Transport Malta’s Marine Safety Investigation Unit has issued an investigation report on the fatal injuries of a crew member due to the failure of an overhead monorail crane wire rope, in the port of Laem Chabang, Thailand, on 07 November 2022.
The incident
CMA CGM Manta Ray was engaged in cargo operations at the port of Laem Chabang, Thailand. In the morning of 07 November 2022, an oiler and the two wipers were assigned to transfer heavy scrap from the engine-room workshop to the port side of the external ‘A’ deck of the accommodation. The metal items had remained on board following the vessel’s recent dry dock works.

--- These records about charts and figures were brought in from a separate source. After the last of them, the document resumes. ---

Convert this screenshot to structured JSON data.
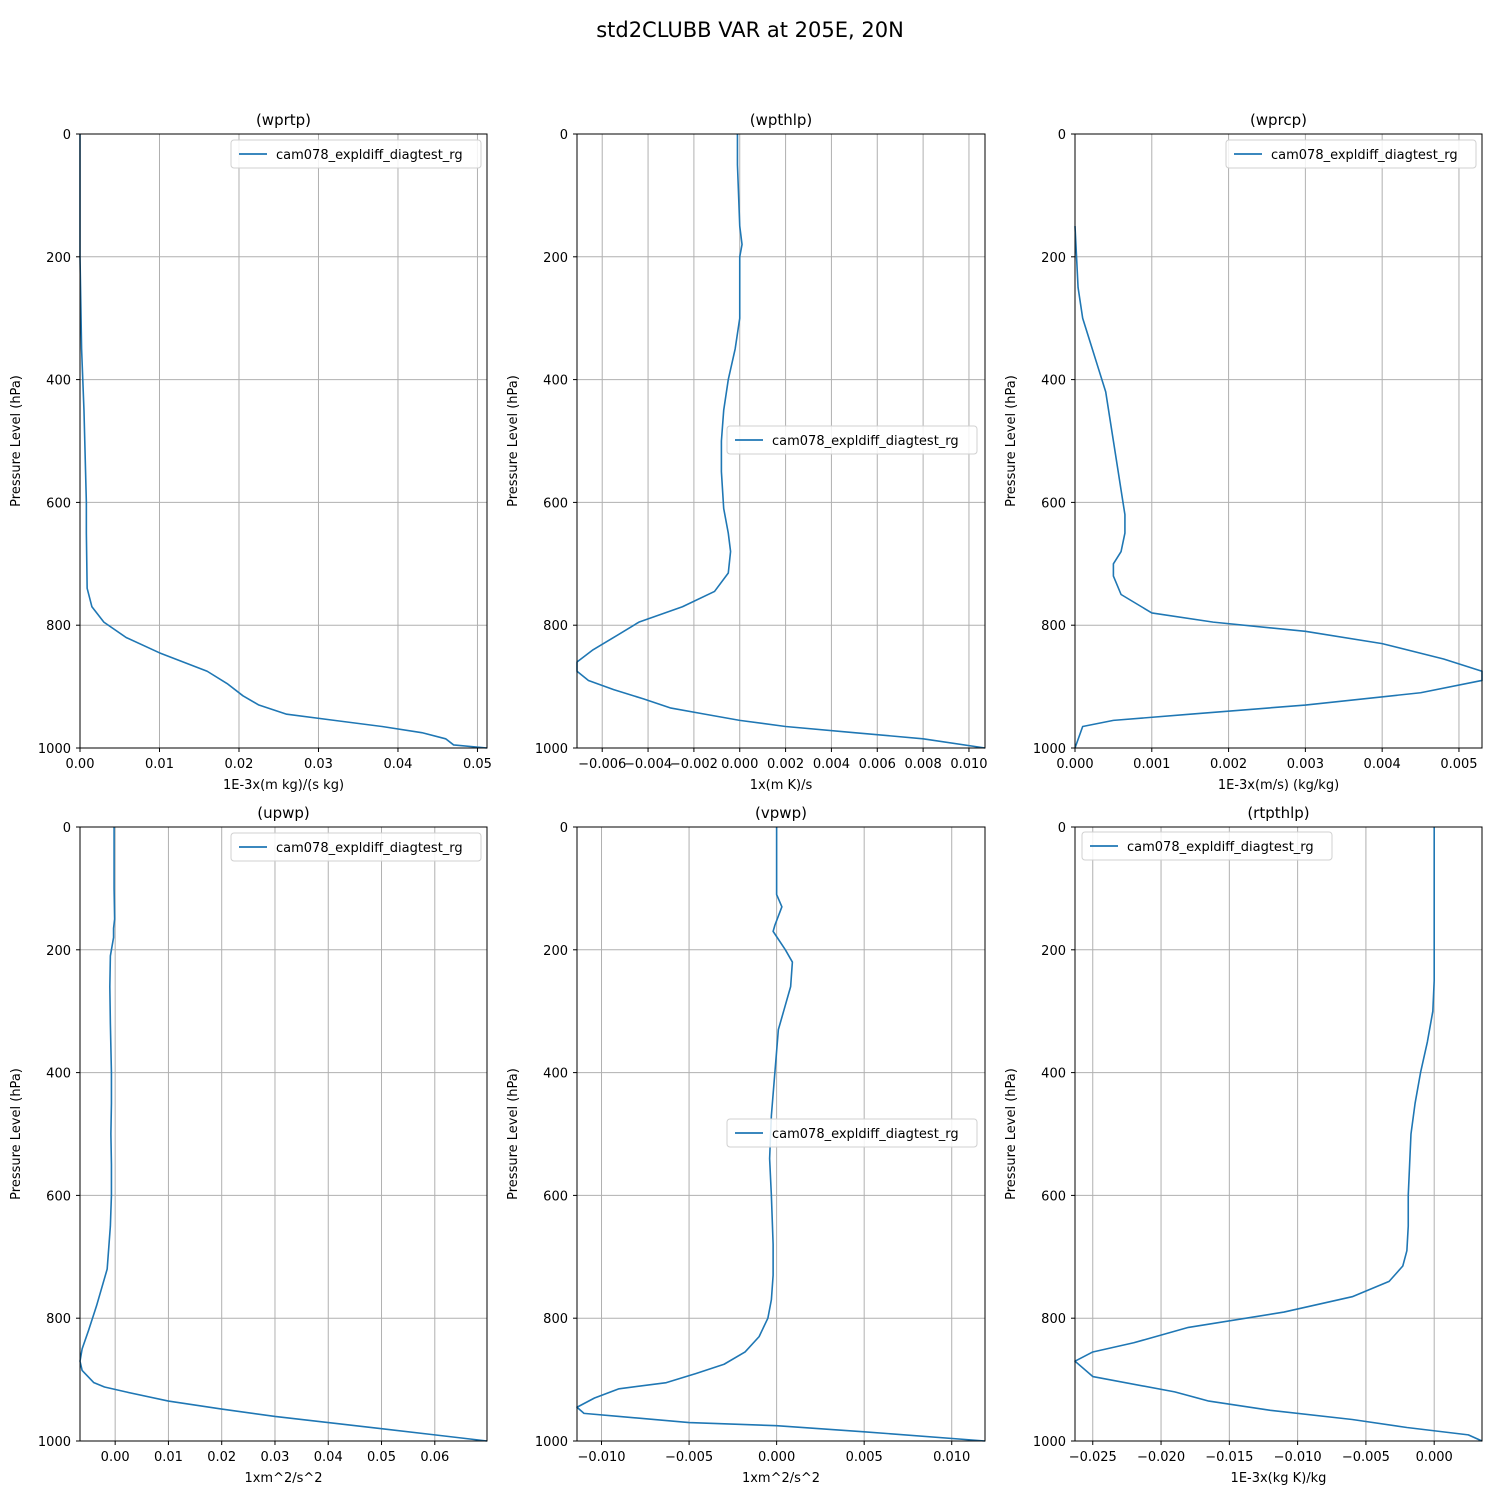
{
  "figure": {
    "title": "std2CLUBB VAR at 205E, 20N"
  },
  "colors": {
    "series": "#1f77b4",
    "grid": "#b0b0b0",
    "axis": "#000000"
  },
  "chart_data": [
    {
      "type": "line",
      "title": "(wprtp)",
      "xlabel": "1E-3x(m kg)/(s kg)",
      "ylabel": "Pressure Level (hPa)",
      "xlim": [
        0,
        0.0512
      ],
      "ylim": [
        1000,
        0
      ],
      "xticks": [
        0,
        0.01,
        0.02,
        0.03,
        0.04,
        0.05
      ],
      "xtick_labels": [
        "0.00",
        "0.01",
        "0.02",
        "0.03",
        "0.04",
        "0.05"
      ],
      "yticks": [
        0,
        200,
        400,
        600,
        800,
        1000
      ],
      "ytick_labels": [
        "0",
        "200",
        "400",
        "600",
        "800",
        "1000"
      ],
      "grid": true,
      "legend": "upper right",
      "series": [
        {
          "name": "cam078_expldiff_diagtest_rg",
          "x": [
            0,
            0,
            0.0002,
            0.0005,
            0.0006,
            0.0007,
            0.0008,
            0.0008,
            0.0009,
            0.0015,
            0.003,
            0.0058,
            0.01,
            0.016,
            0.0185,
            0.0205,
            0.0225,
            0.026,
            0.032,
            0.038,
            0.043,
            0.046,
            0.047,
            0.0512
          ],
          "y": [
            0,
            200,
            350,
            450,
            500,
            550,
            600,
            650,
            740,
            770,
            795,
            820,
            845,
            875,
            895,
            915,
            930,
            945,
            955,
            965,
            975,
            985,
            995,
            1000
          ]
        }
      ]
    },
    {
      "type": "line",
      "title": "(wpthlp)",
      "xlabel": "1x(m K)/s",
      "ylabel": "Pressure Level (hPa)",
      "xlim": [
        -0.0071,
        0.0107
      ],
      "ylim": [
        1000,
        0
      ],
      "xticks": [
        -0.006,
        -0.004,
        -0.002,
        0,
        0.002,
        0.004,
        0.006,
        0.008,
        0.01
      ],
      "xtick_labels": [
        "−0.006",
        "−0.004",
        "−0.002",
        "0.000",
        "0.002",
        "0.004",
        "0.006",
        "0.008",
        "0.010"
      ],
      "yticks": [
        0,
        200,
        400,
        600,
        800,
        1000
      ],
      "ytick_labels": [
        "0",
        "200",
        "400",
        "600",
        "800",
        "1000"
      ],
      "grid": true,
      "legend": "center right",
      "series": [
        {
          "name": "cam078_expldiff_diagtest_rg",
          "x": [
            -0.0001,
            -0.0001,
            0,
            0.0001,
            0,
            0,
            -0.0002,
            -0.0005,
            -0.0007,
            -0.0008,
            -0.0008,
            -0.0007,
            -0.0005,
            -0.0004,
            -0.0005,
            -0.0011,
            -0.0025,
            -0.0044,
            -0.0055,
            -0.0064,
            -0.0071,
            -0.0071,
            -0.0066,
            -0.0055,
            -0.0042,
            -0.003,
            -0.0015,
            0,
            0.002,
            0.005,
            0.008,
            0.0107
          ],
          "y": [
            0,
            50,
            150,
            180,
            200,
            300,
            350,
            400,
            450,
            500,
            550,
            610,
            650,
            680,
            715,
            745,
            770,
            795,
            820,
            840,
            860,
            875,
            890,
            905,
            920,
            935,
            945,
            955,
            965,
            975,
            985,
            1000
          ]
        }
      ]
    },
    {
      "type": "line",
      "title": "(wprcp)",
      "xlabel": "1E-3x(m/s) (kg/kg)",
      "ylabel": "Pressure Level (hPa)",
      "xlim": [
        0,
        0.0053
      ],
      "ylim": [
        1000,
        0
      ],
      "xticks": [
        0,
        0.001,
        0.002,
        0.003,
        0.004,
        0.005
      ],
      "xtick_labels": [
        "0.000",
        "0.001",
        "0.002",
        "0.003",
        "0.004",
        "0.005"
      ],
      "yticks": [
        0,
        200,
        400,
        600,
        800,
        1000
      ],
      "ytick_labels": [
        "0",
        "200",
        "400",
        "600",
        "800",
        "1000"
      ],
      "grid": true,
      "legend": "upper right",
      "series": [
        {
          "name": "cam078_expldiff_diagtest_rg",
          "x": [
            0,
            2e-05,
            4e-05,
            0.0001,
            0.0002,
            0.0003,
            0.0004,
            0.00045,
            0.0005,
            0.00055,
            0.0006,
            0.00065,
            0.00065,
            0.0006,
            0.0005,
            0.0005,
            0.0006,
            0.001,
            0.0018,
            0.003,
            0.004,
            0.0048,
            0.0053,
            0.0053,
            0.0045,
            0.003,
            0.0015,
            0.0005,
            0.0001,
            0
          ],
          "y": [
            150,
            200,
            250,
            300,
            340,
            380,
            420,
            460,
            500,
            540,
            580,
            620,
            650,
            680,
            700,
            720,
            750,
            780,
            795,
            810,
            830,
            855,
            875,
            890,
            910,
            930,
            945,
            955,
            965,
            1000
          ]
        }
      ]
    },
    {
      "type": "line",
      "title": "(upwp)",
      "xlabel": "1xm^2/s^2",
      "ylabel": "Pressure Level (hPa)",
      "xlim": [
        -0.0066,
        0.0698
      ],
      "ylim": [
        1000,
        0
      ],
      "xticks": [
        0,
        0.01,
        0.02,
        0.03,
        0.04,
        0.05,
        0.06
      ],
      "xtick_labels": [
        "0.00",
        "0.01",
        "0.02",
        "0.03",
        "0.04",
        "0.05",
        "0.06"
      ],
      "yticks": [
        0,
        200,
        400,
        600,
        800,
        1000
      ],
      "ytick_labels": [
        "0",
        "200",
        "400",
        "600",
        "800",
        "1000"
      ],
      "grid": true,
      "legend": "upper right",
      "series": [
        {
          "name": "cam078_expldiff_diagtest_rg",
          "x": [
            -0.0002,
            -0.0002,
            -0.0001,
            -0.0003,
            -0.0003,
            -0.0009,
            -0.001,
            -0.0009,
            -0.0007,
            -0.0007,
            -0.0008,
            -0.0007,
            -0.0007,
            -0.0009,
            -0.0015,
            -0.0035,
            -0.005,
            -0.0062,
            -0.0066,
            -0.0062,
            -0.004,
            -0.002,
            0.002,
            0.01,
            0.02,
            0.03,
            0.04,
            0.05,
            0.06,
            0.0698
          ],
          "y": [
            0,
            100,
            150,
            165,
            180,
            210,
            260,
            320,
            400,
            450,
            500,
            550,
            600,
            650,
            720,
            780,
            820,
            850,
            870,
            885,
            905,
            912,
            920,
            935,
            948,
            960,
            970,
            980,
            990,
            1000
          ]
        }
      ]
    },
    {
      "type": "line",
      "title": "(vpwp)",
      "xlabel": "1xm^2/s^2",
      "ylabel": "Pressure Level (hPa)",
      "xlim": [
        -0.0114,
        0.0119
      ],
      "ylim": [
        1000,
        0
      ],
      "xticks": [
        -0.01,
        -0.005,
        0,
        0.005,
        0.01
      ],
      "xtick_labels": [
        "−0.010",
        "−0.005",
        "0.000",
        "0.005",
        "0.010"
      ],
      "yticks": [
        0,
        200,
        400,
        600,
        800,
        1000
      ],
      "ytick_labels": [
        "0",
        "200",
        "400",
        "600",
        "800",
        "1000"
      ],
      "grid": true,
      "legend": "center right",
      "series": [
        {
          "name": "cam078_expldiff_diagtest_rg",
          "x": [
            0,
            0,
            0,
            0.0003,
            -0.0001,
            -0.0002,
            0.0005,
            0.0009,
            0.0008,
            0.0004,
            0.0001,
            -0.0001,
            -0.0003,
            -0.0004,
            -0.0003,
            -0.0002,
            -0.0002,
            -0.0003,
            -0.0005,
            -0.001,
            -0.0018,
            -0.003,
            -0.0046,
            -0.0063,
            -0.009,
            -0.0104,
            -0.0114,
            -0.011,
            -0.009,
            -0.005,
            0,
            0.005,
            0.0119
          ],
          "y": [
            0,
            50,
            110,
            130,
            160,
            170,
            200,
            220,
            260,
            300,
            330,
            400,
            470,
            540,
            600,
            680,
            730,
            770,
            800,
            830,
            855,
            875,
            890,
            905,
            915,
            930,
            945,
            955,
            960,
            970,
            975,
            985,
            1000
          ]
        }
      ]
    },
    {
      "type": "line",
      "title": "(rtpthlp)",
      "xlabel": "1E-3x(kg K)/kg",
      "ylabel": "Pressure Level (hPa)",
      "xlim": [
        -0.0263,
        0.0035
      ],
      "ylim": [
        1000,
        0
      ],
      "xticks": [
        -0.025,
        -0.02,
        -0.015,
        -0.01,
        -0.005,
        0
      ],
      "xtick_labels": [
        "−0.025",
        "−0.020",
        "−0.015",
        "−0.010",
        "−0.005",
        "0.000"
      ],
      "yticks": [
        0,
        200,
        400,
        600,
        800,
        1000
      ],
      "ytick_labels": [
        "0",
        "200",
        "400",
        "600",
        "800",
        "1000"
      ],
      "grid": true,
      "legend": "upper left",
      "series": [
        {
          "name": "cam078_expldiff_diagtest_rg",
          "x": [
            0,
            0,
            -0.0001,
            -0.0005,
            -0.001,
            -0.0014,
            -0.0017,
            -0.0018,
            -0.0019,
            -0.0019,
            -0.002,
            -0.0023,
            -0.0033,
            -0.006,
            -0.011,
            -0.018,
            -0.022,
            -0.025,
            -0.0263,
            -0.025,
            -0.019,
            -0.0165,
            -0.012,
            -0.006,
            -0.002,
            0.0025,
            0.0035
          ],
          "y": [
            0,
            250,
            300,
            350,
            400,
            450,
            500,
            550,
            600,
            650,
            690,
            715,
            740,
            765,
            790,
            815,
            840,
            855,
            870,
            895,
            920,
            935,
            950,
            965,
            978,
            990,
            1000
          ]
        }
      ]
    }
  ]
}
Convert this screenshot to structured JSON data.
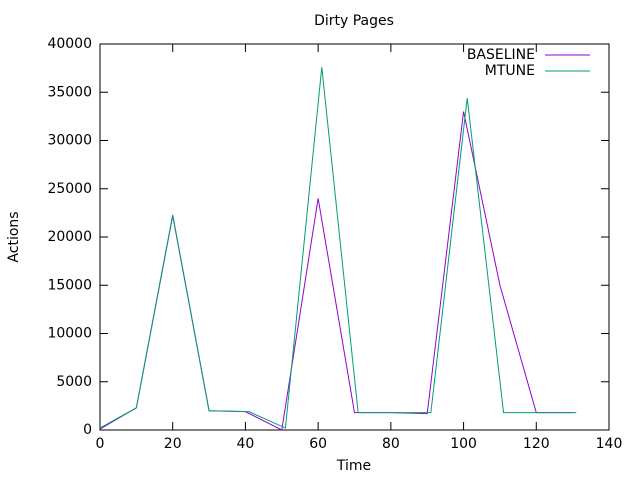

The port side arm of the vessel’s overhead monorail crane on deck was used to hoist the drum-full of the scrap metal and place it on the external ‘A’ deck. After the drum was placed in the intended location, the oiler hoisted the crane’s block, using the wireless remote controller to park the port side arm in its securing position. At one point, the crane’s wire rope parted, and the block fell onto the oiler, who was standing directly below it, on the external ‘A’ deck.
The oiler suffered fatal injuries due to this occurrence. Site assessments and laboratory analysis conducted on various components of the monorail crane, revealed that the hoist limit switch of the port side arm of the monorail crane was inoperative, since its drive chain had disengaged from one of its sprockets. Furthermore, the overload limit switches of the monorail crane were not designed to prevent over-hoisting of the crane’s blocks.
Subsequently, the port side block of the monorail crane was hoisted beyond its limit, and the wire rope parted when subjected to overloading.
Investigation
#1 Immediate Causes of the Accident
Fatally injured, the oiler experienced the port side block of the monorail crane falling on him while hoisting it. The incident occurred as he stood directly beneath the crane’s port side arm at that moment.
A laboratory analysis of the separated wire rope from the monorail crane’s port side arm, about a meter from its fixed end, revealed that the failure resulted from overloading the wire rope.
#2 Conditions and other safety factors
Deformations observed on the port side block, its sheave, and the crane’s sheave indicate contact between the crane’s sheave and the block, as well as the block’s sheave, during hoisting. This contact contributed to overloading the wire, leading to its failure.
Before the accident, the drive chain of the port side hoist limit switch disengaged from its small sprocket, rendering the hoist limit switch non-functional. Crew members only discovered this issue after the accident.
Laboratory analysis of the port side hoist limit switch’s drive chain and sprockets identified wear on the gear teeth of the small sprocket and traces of adherent paint on the internal surface of the drive chain rollers. This hindered the drive chain from fully engaging with the sprocket teeth.
The presence of paint may have caused the drive chain to disengage from the small sprocket prior to the accident.
The settings of the overload limit switches would not have protected the wire rope against over-hoisting.
Lessons learned
CMA CGM International Shipping Co. Pte. Ltd., Singapore is advised by Transport Malta to:
- Replace the existing overload limit switches on the deck monorail cranes with a load limiter to eliminate the incorporated delay time.
- Replace the deformed port side large sprocket with a new one.
- Replace the small sprockets on the port side due to manifested abrasion and wear patterns and inspect the starboard side sprocket, replacing it if necessary.
- Conduct an exhaustive inspection of the system and analyze whether adaptations are necessary to better manage the fair wear and tear of the sprockets over time.
- Ensure that the drive chain systems of the deck monorail cranes are part of the planned maintenance system, with necessary precautions taken to prevent inadequate lubrication at prescribed time intervals.
- Consider the possibility of positioning the crew members operating the deck monorail cranes on ‘D’ deck to better observe hoisting and lowering operations and take timely actions if necessary.